They say seeing is believing.
When I first started hitting the rooms of AA, six months before I actually decided to get serious about getting sober, I didn’t know what I was getting myself into.
The first time I went to an AA meeting, it was a desperate and unplanned event. I’d woken that afternoon in bed with a new boyfriend, of sorts, after a night of drinking. And, after a pot of coffee, he left. We’d had a fun night out, a pleasant morning together. Things seemed, I dare say, good. After I shut the door behind him, I sat down on the couch in my fuschia bathrobe. Alone. And, after what seemed like one minute, my skin began to crawl. I couldn’t define the desperate and wretched feeling that overcame me, and, for no apparent reason.
My immediate instinct: Get. To. The. Bar.
But, for whatever reason, at that moment, on that day, it seemed wrong. Why go drink when it’d been a good start to the day? Was it boredom? Guilt that I might possibly be moving on from my ex? I didn’t know. Without any forethought, I pulled up the Portland Area Intergroup meeting list online. There was a meeting in forty five minutes in SE Portland, about 3 miles from my apartment. I was without my car. So, I literally ran into my bedroom changed out of my bathrobe, and ran all the way to the meeting.
I knew nothing about how these meetings worked. Nothing of the Big Book. Nothing of AA etiquette. Nothing. Only what I’d absorbed from press and films.

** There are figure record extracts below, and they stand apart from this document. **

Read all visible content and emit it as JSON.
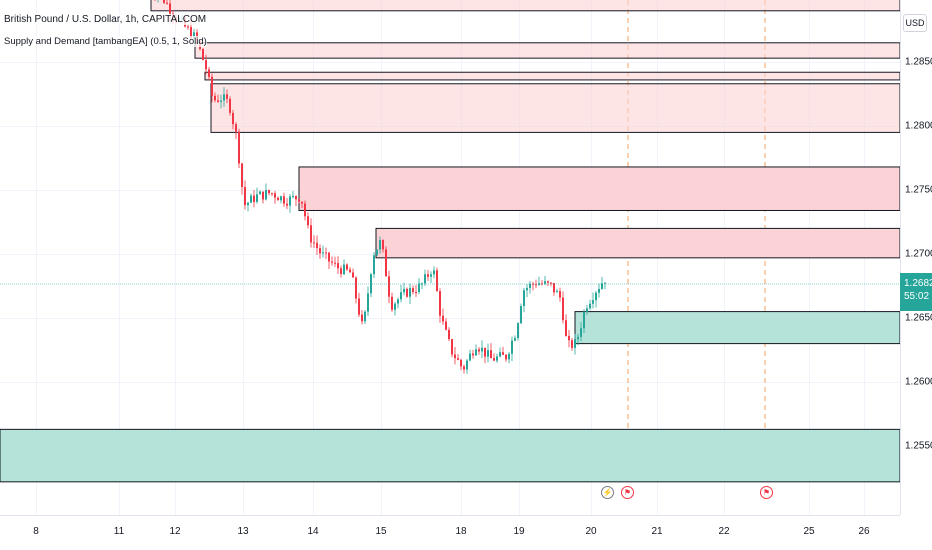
{
  "symbol_title": "British Pound / U.S. Dollar, 1h, CAPITALCOM",
  "indicator_legend": "Supply and Demand [tambangEA] (0.5, 1, Solid)",
  "currency": "USD",
  "last_price": {
    "price": "1.26821",
    "countdown": "55:02"
  },
  "colors": {
    "up": "#26a69a",
    "down": "#f23645",
    "supply_fill": "#fbd3d6",
    "demand_fill": "#b6e3d9",
    "zone_border": "#131722",
    "session_line": "#f5a15e"
  },
  "price_axis": {
    "labels": [
      "1.28500",
      "1.28000",
      "1.27500",
      "1.27000",
      "1.26500",
      "1.26000",
      "1.25500"
    ]
  },
  "time_axis": {
    "labels": [
      "8",
      "11",
      "12",
      "13",
      "14",
      "15",
      "18",
      "19",
      "20",
      "21",
      "22",
      "25",
      "26"
    ]
  },
  "event_markers": [
    {
      "icon": "lightning-icon",
      "glyph": "⚡"
    },
    {
      "icon": "flag-icon",
      "glyph": "⚑"
    },
    {
      "icon": "flag-icon",
      "glyph": "⚑"
    }
  ],
  "chart_data": {
    "type": "candlestick",
    "title": "British Pound / U.S. Dollar, 1h, CAPITALCOM",
    "ylim": [
      1.2518,
      1.2905
    ],
    "supply_zones": [
      {
        "low": 1.289,
        "high": 1.291,
        "start_day": "11"
      },
      {
        "low": 1.2853,
        "high": 1.2865,
        "start_day": "12"
      },
      {
        "low": 1.2836,
        "high": 1.2842,
        "start_day": "12"
      },
      {
        "low": 1.2795,
        "high": 1.2833,
        "start_day": "12"
      },
      {
        "low": 1.2734,
        "high": 1.2768,
        "start_day": "14"
      },
      {
        "low": 1.2697,
        "high": 1.272,
        "start_day": "15"
      }
    ],
    "demand_zones": [
      {
        "low": 1.263,
        "high": 1.2655,
        "start_day": "20"
      },
      {
        "low": 1.2522,
        "high": 1.2563,
        "start_day": "8"
      }
    ]
  }
}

It was safe. I felt at home. Unjudged.
Yesterday, as I sat in a meeting with my sponsor, I thought about that first day. How little I understood, how little I was willing to bring to the table. And now, how I’m bringing everything to the table. Because, I have to if I’m going to crawl out of this hole and walk tall again.
They say, ‘Keep coming back, it works if you work it.’ And, much to my surprise, they were right. The more meetings I attend the more I see people living the life I want. I want what they have. Sobriety. Dignity. Pride. Friendship. A fellowship of the forgotten and lost. Remembered and found.
As I sit here, typing this, it occurs to me that my strange compulsion to run to my first meeting on that strange and desperate day, was my higher power. I couldn’t have known it then, because I wouldn’t have known God then the way I do now. I hadn’t believed that something bigger was at work in my life. And, the program has given me that, if nothing else.
So, I’ll keep coming back. Because, when God takes you somewhere, you’d be wise to stay.